Durante a fase de testes, os pesquisadores trabalharam com réplicas dos fragmentos para calibrar o robô e avaliar sua precisão, protegendo os materiais originais insubstituíveis.
Resultados e Aplicações
Os testes focaram em afrescos de teto da Casa dos Pintores em Trabalho, na Insula dos Amantes Castos, e da Schola Armaturarum.

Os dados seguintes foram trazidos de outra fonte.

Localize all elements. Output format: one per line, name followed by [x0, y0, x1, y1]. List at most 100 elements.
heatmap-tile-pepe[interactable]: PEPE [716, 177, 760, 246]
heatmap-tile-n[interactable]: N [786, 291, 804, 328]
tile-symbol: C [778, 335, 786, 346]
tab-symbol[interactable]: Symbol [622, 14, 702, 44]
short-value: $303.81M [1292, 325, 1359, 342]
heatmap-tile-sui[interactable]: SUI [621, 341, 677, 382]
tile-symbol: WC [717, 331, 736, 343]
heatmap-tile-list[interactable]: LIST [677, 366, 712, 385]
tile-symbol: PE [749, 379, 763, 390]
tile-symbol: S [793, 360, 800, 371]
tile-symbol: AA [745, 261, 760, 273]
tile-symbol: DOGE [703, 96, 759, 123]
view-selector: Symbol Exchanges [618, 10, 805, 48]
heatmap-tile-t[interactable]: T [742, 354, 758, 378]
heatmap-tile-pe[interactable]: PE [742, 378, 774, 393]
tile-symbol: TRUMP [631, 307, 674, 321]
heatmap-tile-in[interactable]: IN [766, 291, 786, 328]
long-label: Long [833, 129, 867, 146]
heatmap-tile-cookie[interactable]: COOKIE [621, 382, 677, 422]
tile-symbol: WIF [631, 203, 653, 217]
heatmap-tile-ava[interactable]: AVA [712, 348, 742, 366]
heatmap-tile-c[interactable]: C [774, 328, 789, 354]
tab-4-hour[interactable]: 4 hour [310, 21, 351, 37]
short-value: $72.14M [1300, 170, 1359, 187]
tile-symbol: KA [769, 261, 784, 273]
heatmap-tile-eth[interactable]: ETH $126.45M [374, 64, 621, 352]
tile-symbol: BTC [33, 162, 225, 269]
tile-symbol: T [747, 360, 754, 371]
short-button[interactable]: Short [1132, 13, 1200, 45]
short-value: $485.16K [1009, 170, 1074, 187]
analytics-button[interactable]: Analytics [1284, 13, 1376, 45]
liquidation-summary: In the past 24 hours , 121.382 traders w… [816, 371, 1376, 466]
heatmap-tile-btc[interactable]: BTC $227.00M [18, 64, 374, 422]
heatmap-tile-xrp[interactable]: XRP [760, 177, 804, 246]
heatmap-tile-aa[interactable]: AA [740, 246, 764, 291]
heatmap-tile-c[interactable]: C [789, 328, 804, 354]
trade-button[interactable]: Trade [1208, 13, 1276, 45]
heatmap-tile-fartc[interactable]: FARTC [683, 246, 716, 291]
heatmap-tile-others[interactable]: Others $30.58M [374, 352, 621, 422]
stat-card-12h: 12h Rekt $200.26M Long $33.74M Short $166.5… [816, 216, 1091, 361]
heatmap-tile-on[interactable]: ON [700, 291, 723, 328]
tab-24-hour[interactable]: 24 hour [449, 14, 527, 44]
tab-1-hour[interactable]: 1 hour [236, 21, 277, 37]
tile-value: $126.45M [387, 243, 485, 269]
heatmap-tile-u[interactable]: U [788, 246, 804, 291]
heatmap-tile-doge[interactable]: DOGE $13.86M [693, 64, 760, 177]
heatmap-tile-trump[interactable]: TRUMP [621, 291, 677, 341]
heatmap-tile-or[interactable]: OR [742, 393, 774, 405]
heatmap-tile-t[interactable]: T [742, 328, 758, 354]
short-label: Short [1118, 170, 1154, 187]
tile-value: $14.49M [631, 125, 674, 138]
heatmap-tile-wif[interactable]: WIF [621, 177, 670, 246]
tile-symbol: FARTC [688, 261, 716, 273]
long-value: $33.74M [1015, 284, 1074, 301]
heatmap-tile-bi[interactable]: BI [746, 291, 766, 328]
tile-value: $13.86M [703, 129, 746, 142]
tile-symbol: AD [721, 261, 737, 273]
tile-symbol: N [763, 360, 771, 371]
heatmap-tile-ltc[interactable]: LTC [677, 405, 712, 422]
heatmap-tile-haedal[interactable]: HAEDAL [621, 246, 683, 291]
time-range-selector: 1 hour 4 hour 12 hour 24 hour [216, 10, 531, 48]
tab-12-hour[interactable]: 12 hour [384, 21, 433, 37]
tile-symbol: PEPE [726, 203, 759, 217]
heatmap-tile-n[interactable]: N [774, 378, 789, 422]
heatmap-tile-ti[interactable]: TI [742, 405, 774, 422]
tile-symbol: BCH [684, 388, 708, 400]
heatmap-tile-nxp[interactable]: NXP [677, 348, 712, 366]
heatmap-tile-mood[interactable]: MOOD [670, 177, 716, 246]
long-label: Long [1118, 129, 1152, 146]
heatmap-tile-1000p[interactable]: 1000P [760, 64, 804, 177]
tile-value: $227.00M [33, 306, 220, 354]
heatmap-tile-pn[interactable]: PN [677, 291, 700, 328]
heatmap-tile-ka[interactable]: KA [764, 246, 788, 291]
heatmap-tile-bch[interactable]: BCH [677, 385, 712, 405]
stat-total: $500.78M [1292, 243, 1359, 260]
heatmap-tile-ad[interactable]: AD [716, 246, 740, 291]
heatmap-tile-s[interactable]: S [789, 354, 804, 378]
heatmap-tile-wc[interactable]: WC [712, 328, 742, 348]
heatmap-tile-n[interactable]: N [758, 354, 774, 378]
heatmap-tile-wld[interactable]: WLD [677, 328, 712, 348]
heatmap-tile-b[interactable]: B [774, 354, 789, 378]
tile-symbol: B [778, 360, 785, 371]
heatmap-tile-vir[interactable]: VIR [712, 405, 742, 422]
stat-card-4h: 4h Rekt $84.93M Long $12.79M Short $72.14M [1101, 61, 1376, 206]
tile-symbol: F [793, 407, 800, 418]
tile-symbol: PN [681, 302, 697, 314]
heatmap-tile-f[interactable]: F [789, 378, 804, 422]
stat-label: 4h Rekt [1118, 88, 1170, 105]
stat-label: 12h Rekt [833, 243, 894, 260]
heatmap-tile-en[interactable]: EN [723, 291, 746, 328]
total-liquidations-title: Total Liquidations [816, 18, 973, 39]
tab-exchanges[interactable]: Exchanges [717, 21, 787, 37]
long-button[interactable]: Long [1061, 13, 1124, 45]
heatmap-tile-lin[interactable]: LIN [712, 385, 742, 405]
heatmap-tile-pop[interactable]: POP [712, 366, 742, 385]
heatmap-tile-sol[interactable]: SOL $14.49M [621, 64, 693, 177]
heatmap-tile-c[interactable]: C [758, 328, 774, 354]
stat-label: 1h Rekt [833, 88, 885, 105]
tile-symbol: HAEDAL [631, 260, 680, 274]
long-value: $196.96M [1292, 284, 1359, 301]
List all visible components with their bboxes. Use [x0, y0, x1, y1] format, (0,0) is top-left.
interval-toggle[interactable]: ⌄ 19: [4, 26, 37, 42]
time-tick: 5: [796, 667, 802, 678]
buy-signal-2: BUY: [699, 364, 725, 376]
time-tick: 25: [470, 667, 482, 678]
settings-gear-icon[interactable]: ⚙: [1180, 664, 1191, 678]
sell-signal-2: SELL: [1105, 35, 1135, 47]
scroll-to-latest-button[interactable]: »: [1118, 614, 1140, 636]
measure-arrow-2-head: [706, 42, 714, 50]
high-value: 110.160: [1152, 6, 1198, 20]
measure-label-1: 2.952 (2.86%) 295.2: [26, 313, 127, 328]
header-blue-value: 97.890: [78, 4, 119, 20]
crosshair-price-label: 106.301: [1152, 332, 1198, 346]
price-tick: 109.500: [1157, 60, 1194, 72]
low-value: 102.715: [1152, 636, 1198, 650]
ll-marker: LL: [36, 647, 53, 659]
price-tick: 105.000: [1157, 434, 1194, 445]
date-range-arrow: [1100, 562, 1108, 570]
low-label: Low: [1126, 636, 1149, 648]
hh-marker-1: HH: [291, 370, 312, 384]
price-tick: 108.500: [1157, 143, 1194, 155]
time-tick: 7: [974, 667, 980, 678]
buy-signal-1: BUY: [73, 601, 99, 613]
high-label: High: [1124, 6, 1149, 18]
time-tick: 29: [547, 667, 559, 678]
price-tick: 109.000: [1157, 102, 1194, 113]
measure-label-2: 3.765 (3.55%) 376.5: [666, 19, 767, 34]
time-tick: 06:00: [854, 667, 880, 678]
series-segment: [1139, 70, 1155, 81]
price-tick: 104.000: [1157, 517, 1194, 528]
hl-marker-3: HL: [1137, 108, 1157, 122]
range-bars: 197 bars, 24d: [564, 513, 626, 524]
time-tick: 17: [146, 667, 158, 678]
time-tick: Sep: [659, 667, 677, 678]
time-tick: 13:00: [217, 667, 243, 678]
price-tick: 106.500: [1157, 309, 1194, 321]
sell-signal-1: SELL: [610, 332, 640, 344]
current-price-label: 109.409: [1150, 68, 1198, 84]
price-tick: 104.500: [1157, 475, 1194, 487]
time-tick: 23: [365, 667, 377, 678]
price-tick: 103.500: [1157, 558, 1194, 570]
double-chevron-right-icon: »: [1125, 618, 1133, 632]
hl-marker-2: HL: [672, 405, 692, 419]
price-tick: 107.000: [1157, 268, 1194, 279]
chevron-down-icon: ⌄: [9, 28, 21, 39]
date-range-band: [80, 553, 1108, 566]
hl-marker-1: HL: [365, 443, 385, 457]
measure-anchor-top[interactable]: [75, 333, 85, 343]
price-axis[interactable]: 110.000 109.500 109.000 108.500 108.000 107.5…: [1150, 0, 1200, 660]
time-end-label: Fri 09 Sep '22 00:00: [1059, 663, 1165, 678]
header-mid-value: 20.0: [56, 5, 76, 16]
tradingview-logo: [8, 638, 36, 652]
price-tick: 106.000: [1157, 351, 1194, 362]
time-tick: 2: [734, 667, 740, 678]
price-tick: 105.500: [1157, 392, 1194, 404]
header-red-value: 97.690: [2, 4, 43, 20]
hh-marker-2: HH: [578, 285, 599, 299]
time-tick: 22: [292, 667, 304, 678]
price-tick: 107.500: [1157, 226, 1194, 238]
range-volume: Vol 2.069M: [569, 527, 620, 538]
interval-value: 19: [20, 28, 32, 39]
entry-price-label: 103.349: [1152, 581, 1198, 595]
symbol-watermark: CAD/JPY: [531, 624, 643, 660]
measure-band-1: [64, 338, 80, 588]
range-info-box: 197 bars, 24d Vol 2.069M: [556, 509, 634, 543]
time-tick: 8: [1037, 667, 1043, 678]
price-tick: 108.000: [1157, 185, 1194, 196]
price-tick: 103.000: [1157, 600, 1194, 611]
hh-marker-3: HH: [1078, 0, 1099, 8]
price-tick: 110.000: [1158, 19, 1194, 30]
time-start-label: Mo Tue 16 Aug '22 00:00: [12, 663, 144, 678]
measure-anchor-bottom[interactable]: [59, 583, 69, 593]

Esses locais representam desafios complexos, com fragmentos de diferentes períodos e tipos de dano.
Apesar da autonomia do robô na sugestão de encaixes, a participação humana permanece crucial. Arqueólogos e restauradores acompanham o processo para validar as associações propostas, corrigindo erros e decidindo quais encaixes são historicamente e materialmente coerentes. O diretor do Parque Arqueológico de Pompeia enfatiza que a tecnologia não substitui o trabalho humano, mas o transforma, liberando os especialistas para a interpretação e análise mais aprofundada.
Desdobramentos e Futuro da Arqueologia
O projeto RePAIR, que começou em setembro de 2021 e foi concluído em outubro de 2025, pavimenta o caminho para uma nova era na arqueologia e restauração. A tecnologia tem potencial para ser aplicada em outros sítios arqueológicos e na recomposição de outros tipos de artefatos fragmentados, como vasos e ânforas, que hoje são considerados impossíveis de restaurar manualmente.
Pesquisadores da Universidade de Bonn, que desenvolveram métodos de planejamento de movimento para os braços robóticos, veem um futuro onde sistemas robóticos inteligentes contribuam significativamente para a preservação do patrimônio cultural globalmente. A iniciativa destaca como a colaboração entre IA, robótica e arqueologia pode acelerar descobertas e preservar detalhes da história e cultura que de outra forma seriam perdidos.